October 9th is Pet Obesity Awareness Day! Of course, the point here isn’t to tell your pet that they’re obese: Fluffy and Fido will probably just yawn and look at their food bowl hopefully. Many of our furry patients have their humans trained to feed them on demand … which is part of the problem. Here, a Burlington, ON vet discusses pet obesity.
Obesity is just as bad for pets as it is for people. Obese pets face some serious health risks, such as heart disease, diabetes, liver and kidney issues, and reproductive problems. Those extra pounds also contribute to and/or aggravate painful bone/joint problems, like arthritis. They can even shorten your furry friend’s lifespan!
It probably won’t be very surprising to learn that diet and activity play the biggest roles in determining your pet’s weight. However, genetics, age, and medical issues can also cause obesity. If you aren’t quite sure why your four-legged buddy is getting chubby, consult your vet.
Sometimes, it’s obvious that a pet is, well, pudgy. In other cases, especially with pets that have thick fur, it isn’t always so simple. If you aren’t sure where your pet falls, ask your vet. However, there is a quick test you can try at home. Feel your pet’s sides. Can you can easily feel both ribs and muscle? They’re likely near their ideal weight. If their ribs are protruding, they may be underweight. If you can’t feel them at all, or can just barely feel them, your four-legged pal could probably stand to drop some pounds.

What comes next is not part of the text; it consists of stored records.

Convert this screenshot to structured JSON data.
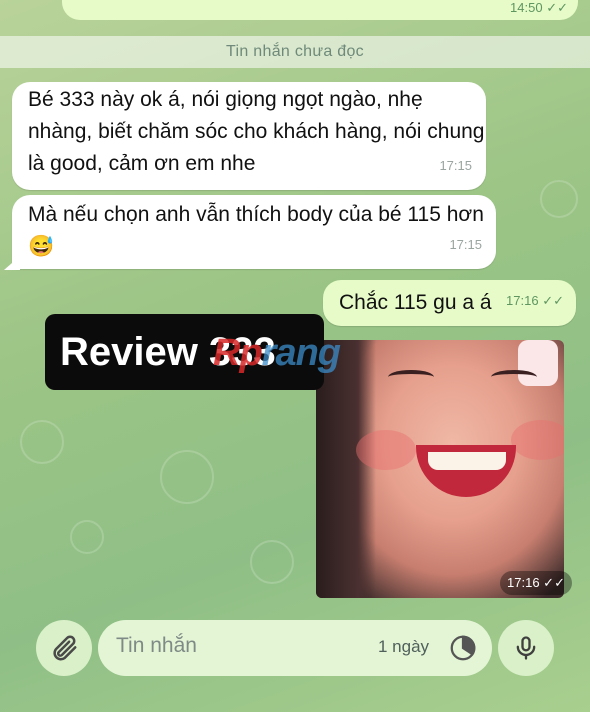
{
  "chat": {
    "top_message_time": "14:50",
    "unread_label": "Tin nhắn chưa đọc",
    "messages": [
      {
        "text": "Bé 333 này ok á, nói giọng ngọt ngào, nhẹ nhàng, biết chăm sóc cho khách hàng, nói chung là good, cảm ơn em nhe",
        "time": "17:15"
      },
      {
        "text": "Mà nếu chọn anh vẫn thích body của bé 115 hơn 😅",
        "time": "17:15"
      },
      {
        "text": "Chắc 115 gu a á",
        "time": "17:16"
      }
    ],
    "photo_time": "17:16",
    "overlay_badge": "Review 333",
    "watermark": {
      "part1": "R",
      "part2": "p",
      "part3": "rang"
    }
  },
  "composer": {
    "placeholder": "Tin nhắn",
    "timer_label": "1 ngày",
    "icons": {
      "attach": "paperclip-icon",
      "timer": "timer-icon",
      "mic": "microphone-icon"
    }
  },
  "colors": {
    "outgoing_bubble": "#e7fbc8",
    "incoming_bubble": "#ffffff",
    "check_color": "#5f9660"
  }
}
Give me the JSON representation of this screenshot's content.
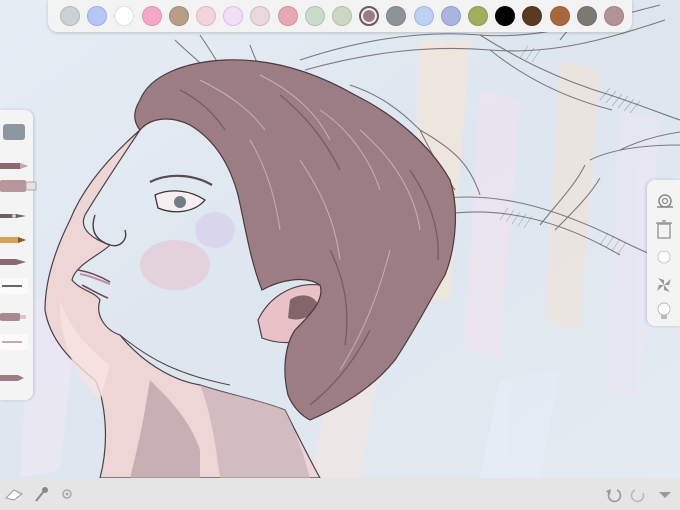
{
  "palette": {
    "colors": [
      "#c9d2d4",
      "#b6c6f5",
      "#ffffff",
      "#f4a8c8",
      "#b79d86",
      "#f4d4d8",
      "#f2dff7",
      "#e9d7dd",
      "#e7a8b2",
      "#c9dcc9",
      "#cbd9c0",
      "#9d7d84",
      "#8c949a",
      "#bdd0f5",
      "#a6b6e0",
      "#a3ad5e",
      "#000000",
      "#5a3a22",
      "#a9693c",
      "#7c7a70",
      "#b49296"
    ],
    "selected_index": 11
  },
  "left_toolbar": {
    "icons": [
      "color-chip-icon",
      "pencil-tool-icon",
      "marker-tool-icon",
      "fountain-pen-tool-icon",
      "crayon-tool-icon",
      "brush-tool-icon",
      "eraser-tool-icon",
      "airbrush-tool-icon",
      "smudge-tool-icon",
      "pencil-eraser-tool-icon"
    ],
    "selected_tool": "marker"
  },
  "right_toolbar": {
    "icons": [
      "undo-snail-icon",
      "trash-icon",
      "brush-size-dot-icon",
      "fan-icon",
      "bulb-icon"
    ]
  },
  "bottom_bar": {
    "left_icons": [
      "eraser-icon",
      "eyedropper-icon",
      "settings-gear-icon"
    ],
    "right_icons": [
      "undo-icon",
      "redo-icon",
      "menu-dropdown-icon"
    ]
  },
  "colors": {
    "hair": "#9d7d84",
    "skin": "#efd6d6",
    "line": "#4a4044",
    "canvas_bg": "#dfe6ee"
  }
}
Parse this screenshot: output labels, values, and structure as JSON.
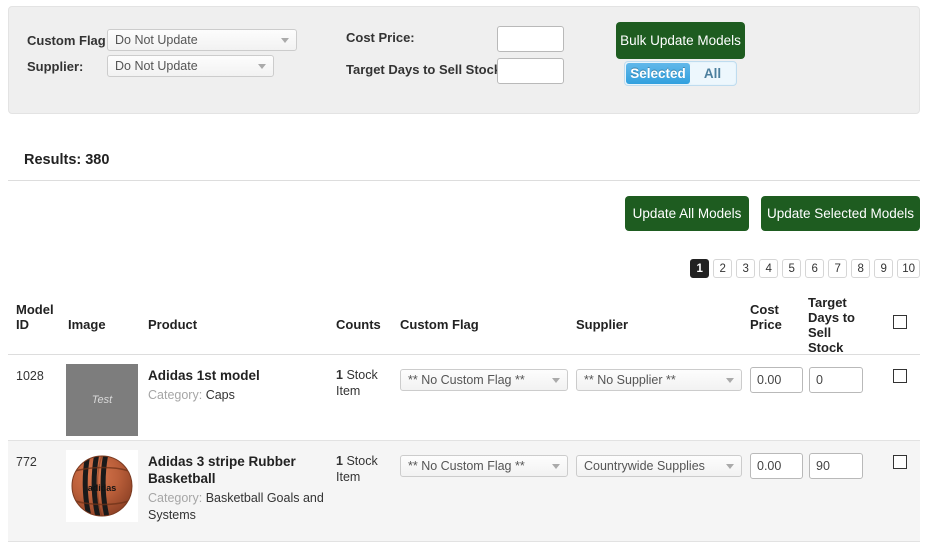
{
  "bulk_panel": {
    "custom_flag_label": "Custom Flag:",
    "custom_flag_value": "Do Not Update",
    "supplier_label": "Supplier:",
    "supplier_value": "Do Not Update",
    "cost_price_label": "Cost Price:",
    "cost_price_value": "",
    "cost_price_placeholder": "",
    "target_days_label": "Target Days to Sell Stock:",
    "target_days_value": "",
    "target_days_placeholder": "",
    "bulk_update_button": "Bulk Update Models",
    "scope_toggle": {
      "selected_label": "Selected",
      "all_label": "All",
      "active": "Selected"
    }
  },
  "results": {
    "label": "Results: 380"
  },
  "actions": {
    "update_all": "Update All Models",
    "update_selected": "Update Selected Models"
  },
  "pagination": {
    "pages": [
      "1",
      "2",
      "3",
      "4",
      "5",
      "6",
      "7",
      "8",
      "9",
      "10"
    ],
    "current": "1"
  },
  "table": {
    "headers": {
      "model_id": "Model ID",
      "image": "Image",
      "product": "Product",
      "counts": "Counts",
      "custom_flag": "Custom Flag",
      "supplier": "Supplier",
      "cost_price": "Cost Price",
      "target_days": "Target Days to Sell Stock",
      "select_all": ""
    },
    "rows": [
      {
        "model_id": "1028",
        "image_type": "placeholder",
        "image_text": "Test",
        "product_name": "Adidas 1st model",
        "category_label": "Category:",
        "category_value": "Caps",
        "counts_number": "1",
        "counts_text": "Stock Item",
        "custom_flag": "** No Custom Flag **",
        "supplier": "** No Supplier **",
        "cost_price": "0.00",
        "target_days": "0",
        "selected": false
      },
      {
        "model_id": "772",
        "image_type": "basketball",
        "image_text": "adidas",
        "product_name": "Adidas 3 stripe Rubber Basketball",
        "category_label": "Category:",
        "category_value": "Basketball Goals and Systems",
        "counts_number": "1",
        "counts_text": "Stock Item",
        "custom_flag": "** No Custom Flag **",
        "supplier": "Countrywide Supplies",
        "cost_price": "0.00",
        "target_days": "90",
        "selected": false
      }
    ]
  },
  "colors": {
    "green_button": "#1e5c20",
    "toggle_active": "#31a0de",
    "panel_bg": "#efefef",
    "row_alt_bg": "#f5f5f5",
    "pager_active": "#222222"
  }
}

Just like people, pets need proper activity. For dogs, this will depend on Fido’s age, weight, size, and health. A Chihuahua may only need a short walk, while a Golden Retriever may need over an hour of vigorous activity. Ask your vet for specific advice. As for Fluffy, well, you probably won’t fare very well trying to get her to do stair runs. Offer her lots of toys, and play with her daily.
Make sure your pet is eating a proper diet. Portion control is very important here! Even giving your furry pal a few calories too many each day can make them gain weight. Ask your vet for recommendations, including portion control and suitable treats.